David Kolb’s experiential learning loopExperience → Reflect → Conceptualize → Experiment, is practically built into the protocol. Every learner action is logged, every reflection is captured, every iteration can be replayed and refined. It’s learning as a system, not a script.

And of course, Amy Edmondson’s work on psychological safety still holds the foundation: learners can take risks without fear. In MCP, safety isn’t just cultural; it’s architectural. Versioning, rollback, and explicit guardrails make exploration the default, not the exception.

These aren’t academic footnotes tacked onto a shiny new framework — they’re the very DNA of how MCP operates. We’re not borrowing from learning theory; we’re encoding it into infrastructure.

Stop shipping courses; start shipping context

For too long, ed-tech has been built around delivery: upload the video, push the quiz, move the learner along. But learning isn’t about consumption — it’s about interaction.
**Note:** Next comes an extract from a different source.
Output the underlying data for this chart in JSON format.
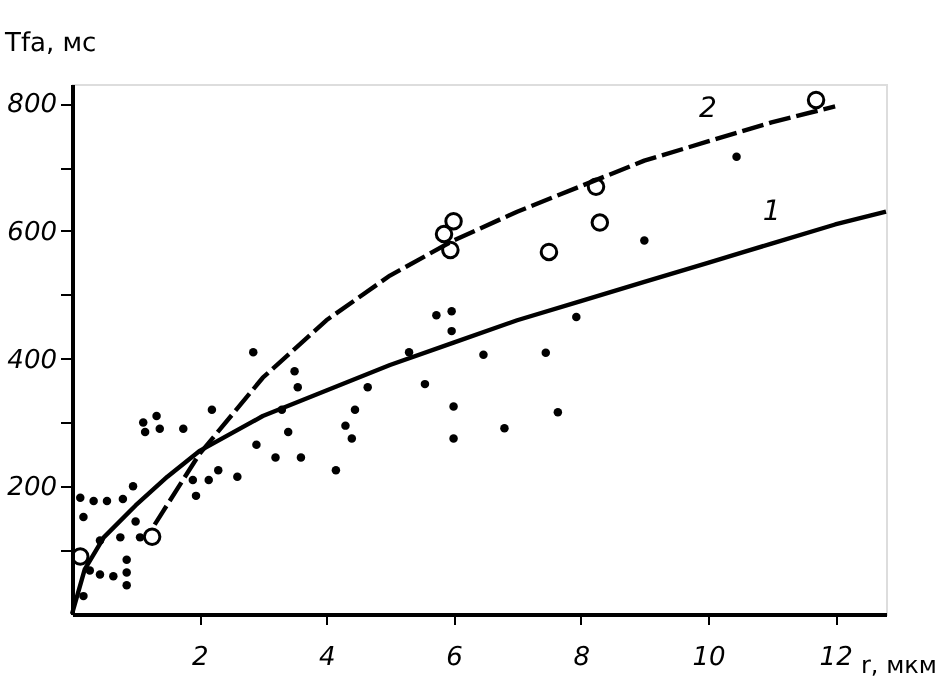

MCP flips that equation. Instead of designing lessons, we design environments. Environments where learners can think, act, and reflect safely inside systems that behave like the real thing.

Think of it this way:

  • CI/CD pipelines become learning pipelines: Observe → Simulate → Practice → Launch.
  • Observability dashboards turn into learning logs, capturing reflection and progress.
  • Version control tracks not just code commits, but moments of understanding.
  • Containers and sandboxes become the new classrooms — self-contained, resettable, endlessly explorable.

This isn’t a shinier LMS. It’s a re-architecture of how learning itself happens — from content delivery to contextual participation.

In other words, MCP doesn’t teach you about systems. It teaches you through them.

A dark, retro-styled graphic featuring the quote “WE DON’T NEED MORE BADGES — WE NEED BETTER ENVIRONMENTS.” in bold lime-green text across the center-left. The bottom left corner includes magenta text reading “MCP FOR EDU | ERINMIKAILSTAPLES.COM.” On the right, a framed photo shows Erin Mikail Staples sitting at a laptop covered in stickers, wearing red glasses and headphones, focused intently. The image is bordered by colorful pixel-style blocks in blue, pink, orange, and green, with a small hourglass icon and the Erin Mikail Staples logo in the bottom right. The overall vibe is playful, techy, and reminiscent of Y2K design aesthetics.

Curiosity as a core principle

At its core, engineering and education are chasing the same goal: building systems that can evolve.

MCP gives us a framework for that — a formal way of saying, “Go ahead, learn in production. Just… maybe not our production.”

Because when learning mirrors how humans actually grow — by doing, failing, reflecting, and iterating — we don’t just build better developers. We build better systems: ones that adapt, self-correct, and (if we’re lucky) throw fewer tantrums than we do.

This isn’t about swapping humans for AI. It’s about teaching them to share the same sandbox without biting each other. A partnership where both learner and system are part of the same infinite feedback loop: build, break, learn, repeat.

MCP isn’t just a protocol for machines — it’s a protocol for curiosity.
And honestly, the world could use a bit more of that right now.